# Wild camping in Scotland



## Vespa (May 20, 2015)

Hi everyone
We are taking pesky kids off to Scotland, starting in Edinburgh and hoping to go up east coast and stopping at Peterhead, Inverness, John O'Groats, Skye and down to Fort William and then back to Lake District to camp.  Does anyone know any good places to camp in these locations?  We would really appreciate it.


----------



## champstar (May 27, 2015)

Hi and welcome to the forum. Scotland has loads of places to wildcamp. What sort of things are you looking for?
The best bet is to become a full member which will get you access to the pois which you can put in a sat nav or use with google earth etc to plan and see where you are planning.

The east coast of Scotland although very nice is not as motorhome friendly with regard to wildcamping as the Highlands and west coast is.

Happy travels


----------



## Johnny W (May 27, 2015)

I agree. I have used the POIs to great effect, and more so the water taps and waste points too.


----------



## Jimhunterj4 (May 27, 2015)

Not much around Edinburgh but don't go away without visiting St. Andrews
Fairy pools at glenbrittle Isle of Skye,
Morar beaches 6 miles from mallaig


----------



## caledonia (May 27, 2015)

A chap in a motorhome full timing at kings road last time I was there. Cropleys surf bar looks a cracking nite oot. Lol.


----------



## Deleted member 19733 (May 27, 2015)

Hi and welcome to the forum, have fun


:welcome::camper::have fun::cheers::goodluck::drive:


----------



## Jimhunterj4 (May 27, 2015)

runnach said:


> Jim, there is Kings Road at Portobello, with the bonus of a decent beach!

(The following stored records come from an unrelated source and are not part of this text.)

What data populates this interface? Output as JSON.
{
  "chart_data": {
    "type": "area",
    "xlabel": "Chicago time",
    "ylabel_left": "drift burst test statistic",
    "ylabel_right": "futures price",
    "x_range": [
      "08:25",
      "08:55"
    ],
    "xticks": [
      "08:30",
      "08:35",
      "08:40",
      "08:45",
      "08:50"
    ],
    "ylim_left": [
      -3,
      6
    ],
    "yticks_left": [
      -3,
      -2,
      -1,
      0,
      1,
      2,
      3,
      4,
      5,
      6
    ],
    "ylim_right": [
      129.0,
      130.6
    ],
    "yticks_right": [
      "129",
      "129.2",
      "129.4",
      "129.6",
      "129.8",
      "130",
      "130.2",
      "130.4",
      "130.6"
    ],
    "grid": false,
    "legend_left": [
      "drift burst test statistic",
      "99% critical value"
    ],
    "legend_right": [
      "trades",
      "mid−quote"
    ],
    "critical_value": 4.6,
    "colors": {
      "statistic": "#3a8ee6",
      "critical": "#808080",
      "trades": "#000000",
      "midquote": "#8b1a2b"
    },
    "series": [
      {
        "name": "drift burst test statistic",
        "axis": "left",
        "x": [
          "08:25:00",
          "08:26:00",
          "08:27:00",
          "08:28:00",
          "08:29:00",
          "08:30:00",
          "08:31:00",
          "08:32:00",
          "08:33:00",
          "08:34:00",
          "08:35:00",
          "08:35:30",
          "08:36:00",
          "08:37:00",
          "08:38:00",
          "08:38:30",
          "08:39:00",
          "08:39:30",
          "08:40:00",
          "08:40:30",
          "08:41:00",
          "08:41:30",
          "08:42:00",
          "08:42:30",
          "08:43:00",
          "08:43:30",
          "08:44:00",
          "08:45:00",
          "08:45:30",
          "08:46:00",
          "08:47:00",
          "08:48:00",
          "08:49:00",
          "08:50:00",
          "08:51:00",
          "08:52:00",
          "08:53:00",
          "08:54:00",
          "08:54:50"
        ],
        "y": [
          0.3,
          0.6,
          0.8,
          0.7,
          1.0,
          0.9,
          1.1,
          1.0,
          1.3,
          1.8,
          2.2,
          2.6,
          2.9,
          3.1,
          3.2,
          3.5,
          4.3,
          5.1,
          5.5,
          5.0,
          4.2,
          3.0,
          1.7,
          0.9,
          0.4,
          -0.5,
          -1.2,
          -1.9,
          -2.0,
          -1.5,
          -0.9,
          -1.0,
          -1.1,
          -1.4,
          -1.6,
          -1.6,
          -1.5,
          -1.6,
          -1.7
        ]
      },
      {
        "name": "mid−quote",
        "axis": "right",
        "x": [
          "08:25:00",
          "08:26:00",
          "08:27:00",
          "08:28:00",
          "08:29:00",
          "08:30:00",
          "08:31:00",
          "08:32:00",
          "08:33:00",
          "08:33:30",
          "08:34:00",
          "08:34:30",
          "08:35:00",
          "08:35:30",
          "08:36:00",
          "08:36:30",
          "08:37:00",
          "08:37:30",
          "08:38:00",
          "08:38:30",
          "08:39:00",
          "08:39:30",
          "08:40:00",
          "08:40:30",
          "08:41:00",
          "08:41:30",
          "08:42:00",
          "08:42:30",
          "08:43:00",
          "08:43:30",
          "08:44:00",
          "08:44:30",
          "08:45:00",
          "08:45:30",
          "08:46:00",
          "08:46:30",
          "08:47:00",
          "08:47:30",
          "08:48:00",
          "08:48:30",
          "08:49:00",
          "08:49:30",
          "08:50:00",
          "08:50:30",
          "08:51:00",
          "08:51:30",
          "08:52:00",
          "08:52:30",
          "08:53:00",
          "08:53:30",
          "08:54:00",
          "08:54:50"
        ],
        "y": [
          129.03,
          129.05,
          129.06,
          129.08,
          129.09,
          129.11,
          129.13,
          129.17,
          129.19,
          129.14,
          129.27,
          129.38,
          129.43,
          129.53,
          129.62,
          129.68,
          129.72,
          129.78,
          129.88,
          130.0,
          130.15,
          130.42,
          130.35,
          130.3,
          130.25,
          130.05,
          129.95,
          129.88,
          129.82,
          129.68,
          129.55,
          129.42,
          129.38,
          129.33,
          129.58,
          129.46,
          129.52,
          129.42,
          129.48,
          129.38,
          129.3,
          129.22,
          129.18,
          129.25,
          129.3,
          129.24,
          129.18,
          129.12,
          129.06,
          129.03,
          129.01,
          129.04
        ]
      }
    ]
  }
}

Didn't know mate, will have a look at that one, cheers, hope it's not near any houses though that's not for me if it is..


----------



## Jimhunterj4 (May 27, 2015)

Right I know where you are now, maybe meet up some time for a wee dram and chinwag mate..


----------



## pete53 (May 27, 2015)

Hi , Roseisle Forrest , near Kinloss is brilliant , loos 24 hours ,  56.67130 N - 3.50266 W

Car park by the lovely beach at Dornoch , loos nearby , 57.87891 N -4.01587 W .


----------